Ma veniamo ai nomi: ministro dello Sviluppo economico, Lavoro e politiche sociali Luigi Di Maio; ministro dell’Interno Matteo Salvini. All’Economia: Giovanni Tria (Lega). Esteri: Moavero Milanesi. Giustizia: Alfonso Bonafede (M5S). Politiche comunitarie: Paolo Savona. Rapporti con il Parlamento e democrazia diretta: Riccardo Fraccaro (M5S). Pubblica amministrazione: Giulia Bongiorno (Lega). Affari regionali: Erika Stefani (Lega). Sud: Barbara Lezzi (M5S). Famiglia e disabili: Lorenzo Fontana (Lega). Difesa: Elisabetta Trenta (M5S). Politiche agricole: Gian Marco Centinaio (Lega). Infrastrutture: Danilo Toninelli (M5S). Istruzione: Marco Bussetti (Lega). Beni culturali: Alberto Bonisoli (M5S). Salute: Giulia Grillo (M5S). All’ambiente Sergio Costa.
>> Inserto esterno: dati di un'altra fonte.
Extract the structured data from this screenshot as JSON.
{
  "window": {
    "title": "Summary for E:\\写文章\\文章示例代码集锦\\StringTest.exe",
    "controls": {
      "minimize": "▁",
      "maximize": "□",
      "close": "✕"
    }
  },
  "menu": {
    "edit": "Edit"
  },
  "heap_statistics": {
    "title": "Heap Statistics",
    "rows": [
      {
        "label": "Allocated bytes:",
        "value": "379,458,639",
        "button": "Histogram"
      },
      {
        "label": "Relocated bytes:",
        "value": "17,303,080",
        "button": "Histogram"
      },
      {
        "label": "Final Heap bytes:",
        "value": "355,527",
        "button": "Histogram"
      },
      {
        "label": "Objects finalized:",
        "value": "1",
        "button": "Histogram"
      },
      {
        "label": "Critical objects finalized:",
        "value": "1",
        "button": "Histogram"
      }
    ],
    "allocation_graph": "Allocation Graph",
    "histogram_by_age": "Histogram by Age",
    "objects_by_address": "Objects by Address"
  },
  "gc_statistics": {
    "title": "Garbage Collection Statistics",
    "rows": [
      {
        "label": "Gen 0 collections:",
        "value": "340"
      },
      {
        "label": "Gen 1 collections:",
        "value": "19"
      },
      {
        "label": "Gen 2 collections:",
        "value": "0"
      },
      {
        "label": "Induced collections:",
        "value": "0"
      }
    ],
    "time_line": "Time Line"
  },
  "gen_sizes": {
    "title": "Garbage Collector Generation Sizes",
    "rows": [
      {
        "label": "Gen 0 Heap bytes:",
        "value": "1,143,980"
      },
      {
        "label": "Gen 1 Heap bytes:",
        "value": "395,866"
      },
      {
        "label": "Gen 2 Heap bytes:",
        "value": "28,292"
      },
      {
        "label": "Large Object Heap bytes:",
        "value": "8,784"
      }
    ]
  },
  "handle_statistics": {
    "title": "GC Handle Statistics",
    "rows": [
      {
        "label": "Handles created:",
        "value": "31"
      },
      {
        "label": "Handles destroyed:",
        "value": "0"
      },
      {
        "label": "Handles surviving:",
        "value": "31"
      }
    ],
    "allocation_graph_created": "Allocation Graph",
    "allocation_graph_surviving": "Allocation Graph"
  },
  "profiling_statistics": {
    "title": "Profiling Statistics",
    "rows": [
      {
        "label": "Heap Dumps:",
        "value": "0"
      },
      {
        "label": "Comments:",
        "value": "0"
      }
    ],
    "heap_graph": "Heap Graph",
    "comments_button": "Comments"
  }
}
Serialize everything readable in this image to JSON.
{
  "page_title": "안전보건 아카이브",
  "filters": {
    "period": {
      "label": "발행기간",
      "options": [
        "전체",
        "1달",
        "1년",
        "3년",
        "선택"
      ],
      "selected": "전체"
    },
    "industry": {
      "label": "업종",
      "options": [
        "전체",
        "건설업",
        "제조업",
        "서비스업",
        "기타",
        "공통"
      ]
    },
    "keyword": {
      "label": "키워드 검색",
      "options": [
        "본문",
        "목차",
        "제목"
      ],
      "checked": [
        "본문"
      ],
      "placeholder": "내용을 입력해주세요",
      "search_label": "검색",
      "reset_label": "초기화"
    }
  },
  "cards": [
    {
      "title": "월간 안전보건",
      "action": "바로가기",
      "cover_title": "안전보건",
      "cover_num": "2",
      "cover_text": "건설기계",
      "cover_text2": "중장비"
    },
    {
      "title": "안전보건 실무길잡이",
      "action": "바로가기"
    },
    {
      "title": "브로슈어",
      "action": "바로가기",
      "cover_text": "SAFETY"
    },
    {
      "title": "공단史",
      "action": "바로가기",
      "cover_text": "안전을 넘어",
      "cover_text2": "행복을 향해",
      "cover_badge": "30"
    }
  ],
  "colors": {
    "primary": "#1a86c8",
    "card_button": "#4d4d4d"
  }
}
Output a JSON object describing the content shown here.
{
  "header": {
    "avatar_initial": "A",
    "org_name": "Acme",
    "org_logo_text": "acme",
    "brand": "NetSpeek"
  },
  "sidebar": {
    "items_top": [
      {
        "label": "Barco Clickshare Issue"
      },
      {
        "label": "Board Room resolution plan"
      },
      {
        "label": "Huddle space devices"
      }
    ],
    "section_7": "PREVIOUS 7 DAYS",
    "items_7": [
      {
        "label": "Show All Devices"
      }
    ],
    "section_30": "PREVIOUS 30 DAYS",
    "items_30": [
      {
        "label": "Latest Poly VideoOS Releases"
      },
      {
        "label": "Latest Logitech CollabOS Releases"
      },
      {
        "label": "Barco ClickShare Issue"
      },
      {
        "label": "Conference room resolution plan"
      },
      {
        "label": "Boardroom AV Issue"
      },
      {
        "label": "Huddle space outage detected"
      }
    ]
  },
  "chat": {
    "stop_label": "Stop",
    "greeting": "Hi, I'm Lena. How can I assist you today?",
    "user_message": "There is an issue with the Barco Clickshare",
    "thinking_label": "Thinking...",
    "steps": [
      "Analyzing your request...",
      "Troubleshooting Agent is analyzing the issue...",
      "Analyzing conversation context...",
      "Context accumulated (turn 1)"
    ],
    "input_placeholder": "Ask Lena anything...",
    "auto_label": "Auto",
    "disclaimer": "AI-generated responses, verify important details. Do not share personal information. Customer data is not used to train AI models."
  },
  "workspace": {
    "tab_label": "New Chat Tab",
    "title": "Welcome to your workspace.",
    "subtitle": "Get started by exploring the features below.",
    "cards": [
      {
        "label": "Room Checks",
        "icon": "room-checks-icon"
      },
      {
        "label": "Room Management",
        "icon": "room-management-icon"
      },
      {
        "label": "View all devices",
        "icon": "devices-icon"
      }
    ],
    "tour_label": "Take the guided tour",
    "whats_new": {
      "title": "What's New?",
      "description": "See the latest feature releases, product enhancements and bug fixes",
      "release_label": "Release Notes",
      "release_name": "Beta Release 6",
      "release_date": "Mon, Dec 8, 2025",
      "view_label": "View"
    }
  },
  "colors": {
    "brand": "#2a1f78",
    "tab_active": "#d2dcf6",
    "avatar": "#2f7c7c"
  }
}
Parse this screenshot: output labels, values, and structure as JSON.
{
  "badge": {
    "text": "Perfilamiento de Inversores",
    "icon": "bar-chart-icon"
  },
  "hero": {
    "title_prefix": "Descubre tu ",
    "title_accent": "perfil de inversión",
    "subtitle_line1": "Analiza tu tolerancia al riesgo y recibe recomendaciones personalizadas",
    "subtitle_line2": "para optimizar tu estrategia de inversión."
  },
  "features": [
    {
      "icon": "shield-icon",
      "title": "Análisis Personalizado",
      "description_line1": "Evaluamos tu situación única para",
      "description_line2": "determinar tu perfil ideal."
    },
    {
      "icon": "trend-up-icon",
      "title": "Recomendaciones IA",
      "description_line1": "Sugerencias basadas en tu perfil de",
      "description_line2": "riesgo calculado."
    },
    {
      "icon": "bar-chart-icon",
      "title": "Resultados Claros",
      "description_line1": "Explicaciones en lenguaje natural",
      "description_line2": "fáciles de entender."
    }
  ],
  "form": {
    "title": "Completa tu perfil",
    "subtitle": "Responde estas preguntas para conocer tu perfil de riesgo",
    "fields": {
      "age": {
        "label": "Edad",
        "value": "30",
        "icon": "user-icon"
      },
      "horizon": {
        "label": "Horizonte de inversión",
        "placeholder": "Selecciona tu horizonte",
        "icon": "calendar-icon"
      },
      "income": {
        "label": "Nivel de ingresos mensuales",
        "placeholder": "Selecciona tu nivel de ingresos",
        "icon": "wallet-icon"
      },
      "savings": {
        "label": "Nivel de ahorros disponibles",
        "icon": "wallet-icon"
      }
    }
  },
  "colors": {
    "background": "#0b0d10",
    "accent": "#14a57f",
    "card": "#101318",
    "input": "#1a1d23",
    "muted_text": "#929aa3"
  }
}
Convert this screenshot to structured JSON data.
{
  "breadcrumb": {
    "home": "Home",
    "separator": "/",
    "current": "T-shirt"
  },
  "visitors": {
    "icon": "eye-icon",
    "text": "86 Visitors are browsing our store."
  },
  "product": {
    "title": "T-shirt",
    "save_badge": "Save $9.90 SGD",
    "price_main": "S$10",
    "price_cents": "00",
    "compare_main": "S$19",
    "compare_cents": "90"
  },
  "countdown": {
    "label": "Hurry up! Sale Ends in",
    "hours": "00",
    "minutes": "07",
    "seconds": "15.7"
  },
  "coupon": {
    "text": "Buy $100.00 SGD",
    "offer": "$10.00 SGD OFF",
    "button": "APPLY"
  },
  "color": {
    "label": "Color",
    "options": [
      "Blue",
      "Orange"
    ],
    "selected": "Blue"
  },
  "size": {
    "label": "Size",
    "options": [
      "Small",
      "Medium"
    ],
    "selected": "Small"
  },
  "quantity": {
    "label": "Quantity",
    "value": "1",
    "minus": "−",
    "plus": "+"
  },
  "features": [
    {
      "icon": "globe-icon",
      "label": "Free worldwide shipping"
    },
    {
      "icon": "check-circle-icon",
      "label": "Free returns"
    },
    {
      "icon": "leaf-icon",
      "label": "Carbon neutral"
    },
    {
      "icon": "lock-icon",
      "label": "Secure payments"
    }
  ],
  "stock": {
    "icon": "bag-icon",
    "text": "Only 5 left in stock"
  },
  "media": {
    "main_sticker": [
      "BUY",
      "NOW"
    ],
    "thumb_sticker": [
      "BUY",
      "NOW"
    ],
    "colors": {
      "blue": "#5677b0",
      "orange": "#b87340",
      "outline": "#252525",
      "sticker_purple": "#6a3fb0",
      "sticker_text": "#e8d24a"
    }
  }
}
Le linee programmatiche indicate da Conte in occasione del voto di fiducia sono state piuttosto generali e si basano su tre pilastri: “ascolto, esecuzione e controllo”. In sostanza ha passato in rassegna i punti del ‘contratto per il cambiamento’, stipulato dopo il risultato elettorale da M5S e Lega: introduzione della flat tax; reddito di cittadinanza; potenziamento della legittima difesa; “mettere fine al business dell’immigrazione”; elogio del populismo inteso come “attitudine ad ascoltare i bisogni della gente”. Conte ha poi chiesto in Aula una sorta di ‘tregua’: “Dateci tempo – ha detto – i dettagli sulle singole misure annunciate arriveranno ma ci siamo appena insediati “.

Duri gli interventi delle opposizioni che non hanno votato la fiducia al governo. In particolare il segretario reggente del PD, Maurizio Martina, ha bocciato premier e governo: “Quello di M5s e Lega è un governo di destra e populista ma non per questo popolare. E il PD è pronto a dare battaglia per difendere la democrazia e la collocazione internazionale dell’Italia. Il contratto che avete firmato – ha dichiarato – serve a voi per stare insieme, non c’è un progetto per il Paese”. Martina ha quindi garantito: “Noi saremo l’alternativa vera, popolare, sociale, affidabile, saremo la buona politica contro la propaganda”.

Infine un fermo e appassionato richiamo è arrivato dall’intervento del capogruppo PD alla Camera, Graziano Delrio: “Presidente Conte, lei si presenta dicendo che è l’avvocato degli italiani, rappresentante del popolo contro le élite. Ha rivendicato di essere populista ma in nome del popolo in questo Paese sono stati commessi delitti orrendi, approvate leggi razziali, in Europa sono stati commessi genocidi”.